Chêne-Bourg, le 23 octobre 2003



Madame la Présidente,

Je vous écris au nom du Comité pour la Paix pour faire part de notre profonde inquiétude à cause du sort des personnes déplacées hors du Kosovo.

Constitué en mars 1999 pour s’opposer à l’intervention des Etats-Unis et de l’OTAN contre la République fédérale de Yougoslavie, car elle ne pouvait que conduite à une situation encore pire que celle qui prévalait à l’époque.
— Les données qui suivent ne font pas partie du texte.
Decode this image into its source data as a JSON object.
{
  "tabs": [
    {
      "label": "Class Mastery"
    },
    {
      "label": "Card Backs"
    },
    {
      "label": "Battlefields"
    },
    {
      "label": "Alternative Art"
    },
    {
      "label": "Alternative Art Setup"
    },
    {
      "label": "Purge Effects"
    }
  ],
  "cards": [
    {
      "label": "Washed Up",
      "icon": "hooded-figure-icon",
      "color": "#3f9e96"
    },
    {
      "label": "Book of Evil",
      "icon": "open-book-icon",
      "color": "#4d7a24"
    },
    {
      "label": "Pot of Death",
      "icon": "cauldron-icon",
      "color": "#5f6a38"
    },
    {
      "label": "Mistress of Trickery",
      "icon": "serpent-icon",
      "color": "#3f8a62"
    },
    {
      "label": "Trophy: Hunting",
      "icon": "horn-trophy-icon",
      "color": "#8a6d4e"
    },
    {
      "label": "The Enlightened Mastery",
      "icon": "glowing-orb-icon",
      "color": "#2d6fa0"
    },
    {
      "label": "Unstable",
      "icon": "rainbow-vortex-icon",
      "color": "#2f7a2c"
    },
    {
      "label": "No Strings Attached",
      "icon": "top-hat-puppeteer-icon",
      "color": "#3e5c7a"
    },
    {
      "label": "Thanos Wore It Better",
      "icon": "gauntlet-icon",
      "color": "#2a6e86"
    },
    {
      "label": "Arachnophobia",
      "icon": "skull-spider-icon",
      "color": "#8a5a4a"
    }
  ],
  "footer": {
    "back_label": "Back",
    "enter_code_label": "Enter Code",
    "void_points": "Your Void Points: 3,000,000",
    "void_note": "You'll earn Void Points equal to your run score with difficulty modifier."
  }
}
L’Histoire nous a, hélas, donné raison.

L'exposition de photos “ Vies déplacées ” présentée du 27 au 29 août 2003 au Musée international de la Croix-Rouge à Genève a révélé, sans aucun doute, la tragédie de centaines de milliers de personnes ayant dû fuir, en extrême urgence, le Kosovo pour sauver leur vie.

Voici un extrait du document référencé YU-E-00016 du Musée du CICR et dont vous trouvez en annexe la totalité : “ Le CICR, conjointement avec la Croix-Rouge yougoslave, fait face aux besoins les plus urgents des déplacés internes, en leur fournissant, depuis le début de la crise, des vivres et des secours non alimentaires; les plus vulnérables continueront à recevoir des rations alimentaires jusqu’en septembre 2003. Avec le temps, le nombre des personnes assistées dans le cadre de ce programme a progressivement été réduit, passant de 200’000 à 59’000. Cette diminution du nombre des bénéficiaires est le résultat d’efforts permanents visant à identifier et à ne venir en aide qu’aux plus vulnérables parmi les personnes déplacées. ”
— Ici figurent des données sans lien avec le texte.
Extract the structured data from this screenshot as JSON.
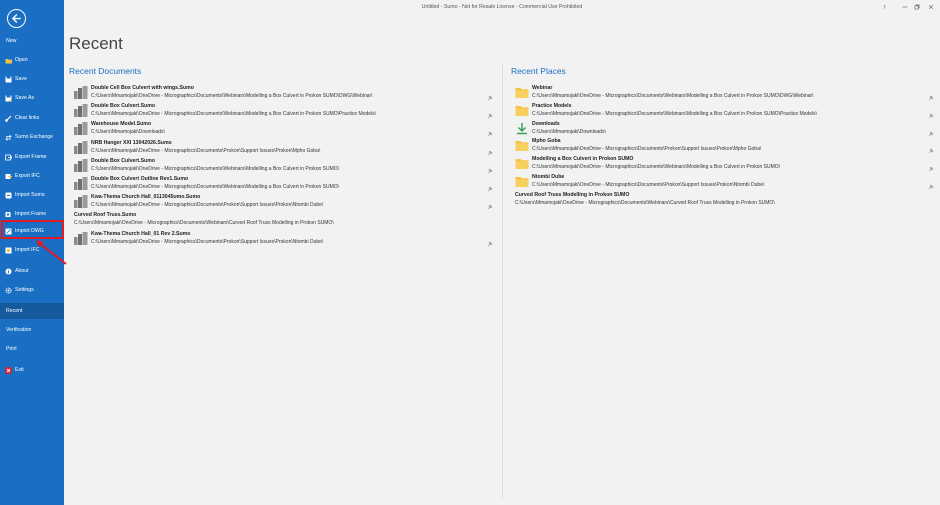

Ainsi, le CICR, ayant dû déjà quitter le Kosovo dès 1999 [Le CICR retire son personnel du Kosovo 29-03-1999 Communiqué de presse 99/16], car sa sécurité était insuffisante, cessait encore son aide organisée conjointement avec la Croix-Rouge yougoslave à la fin septembre 2003.

Emu par le sort tragique de ces milliers de gens abandonnés à la veille de la morte saison dans des régions au climat rude, j’ai écrit à M. Jacob Kellenberger, directeur du CICR, pour obtenir confirmation.
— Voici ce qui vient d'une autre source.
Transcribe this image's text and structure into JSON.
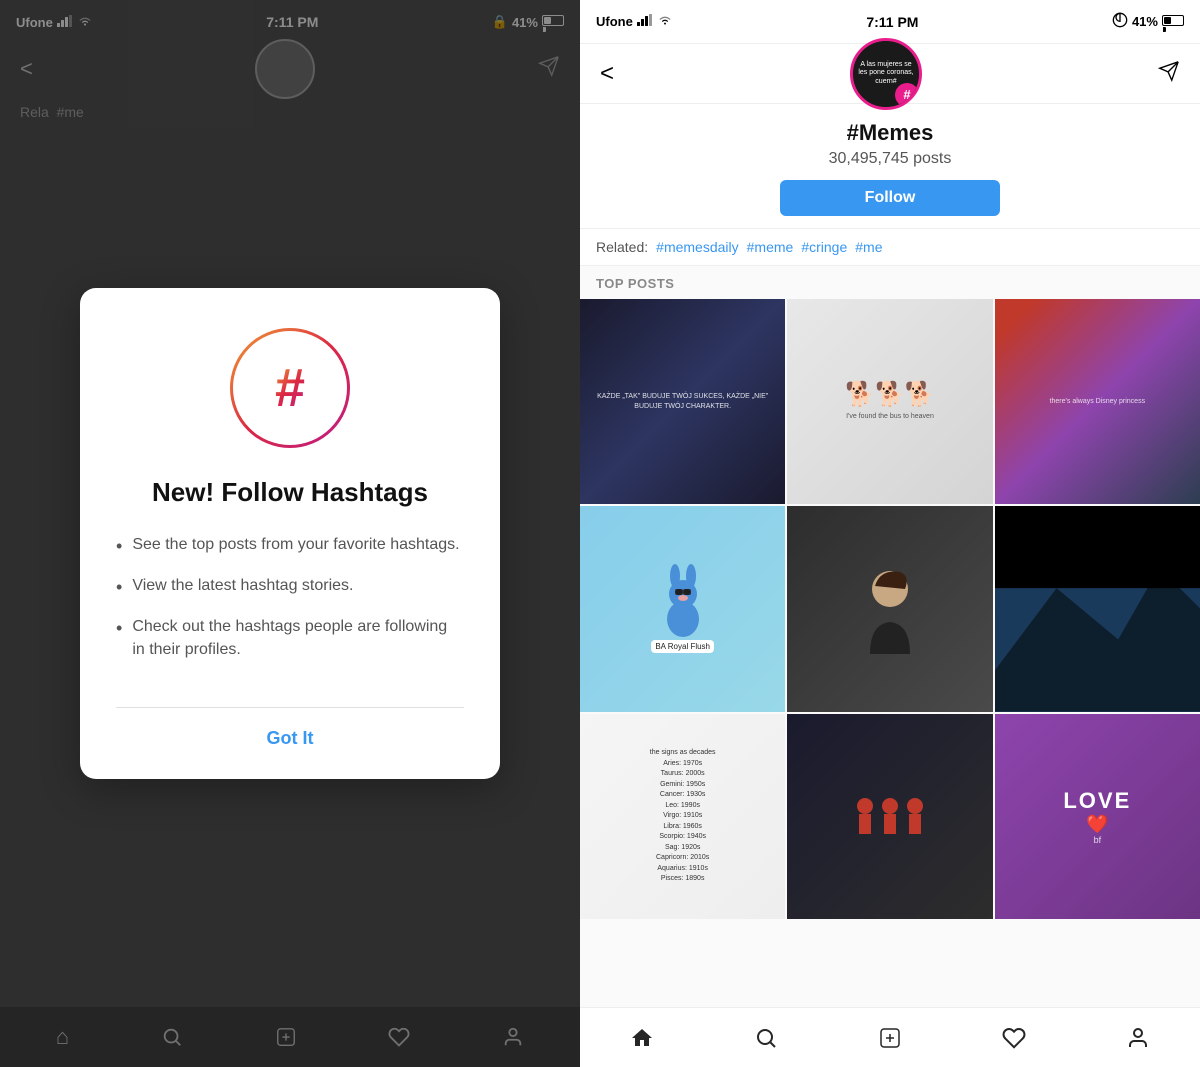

En date du 30 septembre dernier, ce dernier m’a adressé, par l’intermédiaire du Dr Thomas Gurtner, Chef de l’Unité Sécurité Economique, une réponse circonstanciée apportant une heureuse nouvelle: l’assistance du CICR est maintenue jusqu’au 31 décembre 2003 et, pour la suite, ce sera le Ministère des Affaires sociales de la Serbie-Monténégro qui devra l’assumer.

Il n’est pas question de mettre en doute la compétence du Ministère des Affaires sociales de la Serbie-Monténégro, mais ce pays durement touché par les frappes aériennes, attendant en vain l’aide qui lui avait été promise, n’a, de toute évidence, pas la capacité à assurer l’assistance à des dizaines de milliers de personnes démunies, et peut-être à des centaines de milliers, si on inclut ceux qui ont dû quitter également la Croatie ou la Bosnie.

L’aide qu’apporte depuis la Suisse quelques comités de bonne volonté reste, hélas, dérisoire face à l’importance des besoins. Aussi, au nom de la simple solidarité humaine, nous vous demandons de faire quelque chose pour que notre pays apporte, à ces gens dans le besoin et dans la détresse morale, une aide chaleureuse.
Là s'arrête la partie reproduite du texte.